Equine mesenchymal stem cells from bone marrow, adipose tissue and umbilical cord: immunophenotypic characterization and differentiation potential

Abstract

Introduction: Studies with mesenchymal stem cells (MSCs) are increasing due to their immunomodulatory, anti-inflammatory and tissue regenerative properties. However, there is still no agreement about the best source of equine MSCs for a bank for allogeneic therapy. The aim of this study was to evaluate the cell culture and immunophenotypic characteristics and differentiation potential of equine MSCs from bone marrow (BM-MSCs), adipose tissue (AT-MSCs) and umbilical cord (UC-MSCs) under identical in vitro conditions, to compare these sources for research or an allogeneic therapy cell bank.

Methods: The BM-MSCs, AT-MSCs and UC-MSCs were cultured and evaluated in vitro for their osteogenic, adipogenic and chondrogenic differentiation potential. Additionally, MSCs were assessed for CD105, CD44, CD34, CD90 and MHC-II markers by flow cytometry, and MHC-II was also assessed by immunocytochemistry. To interpret the flow cytometry results, statistical analysis was performed using ANOVA.

Results: The harvesting and culturing procedures of BM-MSCs, AT-MSCs and UC-MSCs were feasible, with an average cell growth until the third passage of 25 days for BM-MSCs, 15 days for AT-MSCs and 26 days for UC-MSCs. MSCs from all sources were able to differentiate into osteogenic (after 10 days for BM-MSCs and AT-MSCs and 15 days for UC-MSCs), adipogenic (after 8 days for BM-MSCs and AT-MSCs and 15 days for UC-MSCs) and chondrogenic (after 21 days for BM-MSCs, AT-MSCs and UC-MSCs) lineages. MSCs showed high expression of CD105, CD44 and CD90 and low or negative expression of CD34 and MHC-II. The MHC-II was not detected by immunocytochemistry techniques in any of the MSCs studied.

Conclusions: The BM, AT and UC are feasible sources for harvesting equine MSCs, and their immunophenotypic and multipotency characteristics attained minimal criteria for defining MSCs. Due to the low expression of MHC-II by MSCs, all of the sources could be used in clinical trials involving allogeneic therapy in horses. However, the BM-MSCs and AT-MSCs showed fastest ''in vitro'' differentiation and AT-MSCs showed highest cell growth until third passage. These findings suggest that BM and AT may be preferable for cell banking purposes.

Figure 1

MSCs from BM, AT and UC during cell culture showing ≥80% confluence. MSCs from BM (A), AT (B) and UC (C) with approximately 80% confluence after 11, 7 and 15 days of culture, respectively. (A) and (B) 100x magnification and (C) 200x magnification.
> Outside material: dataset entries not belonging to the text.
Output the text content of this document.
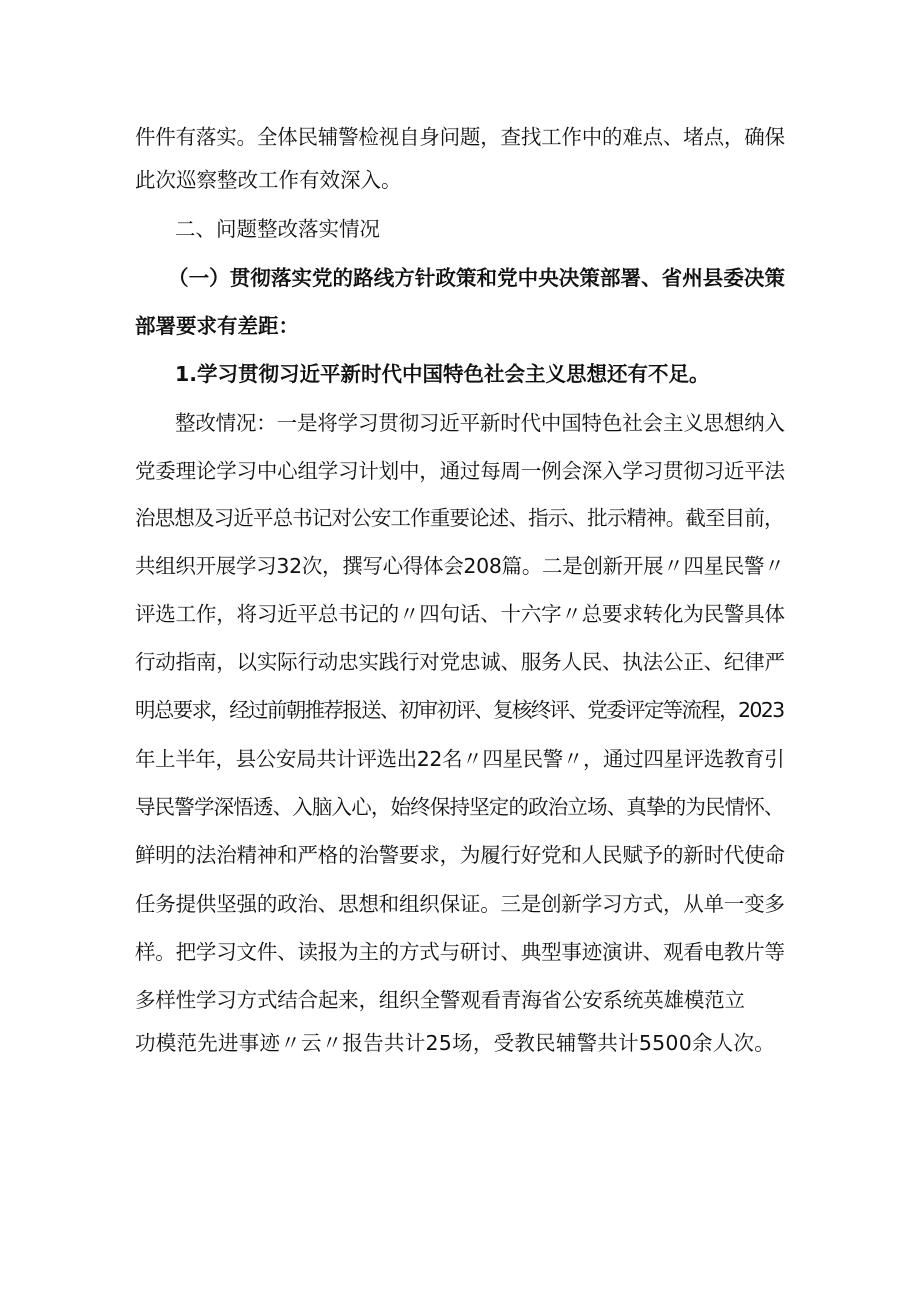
件件有落实。全体民辅警检视自身问题，查找工作中的难点、堵点，确保
此次巡察整改工作有效深入。
二、问题整改落实情况
（一）贯彻落实党的路线方针政策和党中央决策部署、省州县委决策
部署要求有差距：
1.学习贯彻习近平新时代中国特色社会主义思想还有不足。
整改情况：一是将学习贯彻习近平新时代中国特色社会主义思想纳入
党委理论学习中心组学习计划中，通过每周一例会深入学习贯彻习近平法
治思想及习近平总书记对公安工作重要论述、指示、批示精神。截至目前，
共组织开展学习32次，撰写心得体会208篇。二是创新开展〃四星民警〃
评选工作，将习近平总书记的〃四句话、十六字〃总要求转化为民警具体
行动指南，以实际行动忠实践行对党忠诚、服务人民、执法公正、纪律严
明总要求，经过前朝推荐报送、初审初评、复核终评、党委评定等流程，2023
年上半年，县公安局共计评选出22名〃四星民警〃，通过四星评选教育引
导民警学深悟透、入脑入心，始终保持坚定的政治立场、真挚的为民情怀、
鲜明的法治精神和严格的治警要求，为履行好党和人民赋予的新时代使命
任务提供坚强的政治、思想和组织保证。三是创新学习方式，从单一变多
样。把学习文件、读报为主的方式与研讨、典型事迹演讲、观看电教片等
多样性学习方式结合起来，组织全警观看青海省公安系统英雄模范立
功模范先进事迹〃云〃报告共计25场，受教民辅警共计5500余人次。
AT, adipose tissue; BM, bone marrow; MSCs, mesenchymal stem cells; UC, umbilical cord.

Figure 2

Differentiation potential of MSCs from equine BM, AT and UC. Differentiation of MSCs from BM (A, D, G, J), AT (B, E, H, K) and UC (C, F, I, L) into three mesenchymal lineages during the third passage. (A-C) MSCs showing intracytoplasmic lipid droplets confirming the adipogenic lineage. (D-F) MSCs stained with Alizarin Red showing matrix calcium formation. (G-L) MSCs after chondrogenic differentiation stained with Alcian Blue (G-I) and toluidine blue (J-L) showing hyaline matrix. 100x (D-L), 200x (B) and 400x (A, C) magnification. AT, adipose tissue; BM, bone marrow; MSCs, mesenchymal stem cells; UC, umbilical cord.

Figure 3

Expression of cell surface markers by flow cytometry of MSCs from BM, AT and UC. Histograms representing the profile of BM-MSC, AT-MSC and UC-MSC samples analyzed using flow cytometry during the third passage, evaluating the cell surface markers CD90, CD44, CD105, CD34 and MHC-II. MSCs were positive for CD90, CD44 and CD105, were negative for CD34 and showed low expression of MHC-II. AT, adipose tissue; BM, bone marrow; MSCs, mesenchymal stem cells; UC, umbilical cord.

Figure 4

Evaluation of MHC-II expression in MSCs from BM, AT and UC using the immunocytochemistry technique. Immunocytochemistry of MSCs from equine BM (A), AT (B) and UC (C) during the third passage to evaluate the expression of the MHC-II cell surface marker. MSCs from the sources analyzed did not express MHC-II. 200x (A, B) and 100x (C) magnification. AT, adipose tissue; BM, bone marrow; MSCs, mesenchymal stem cells; UC, umbilical cord.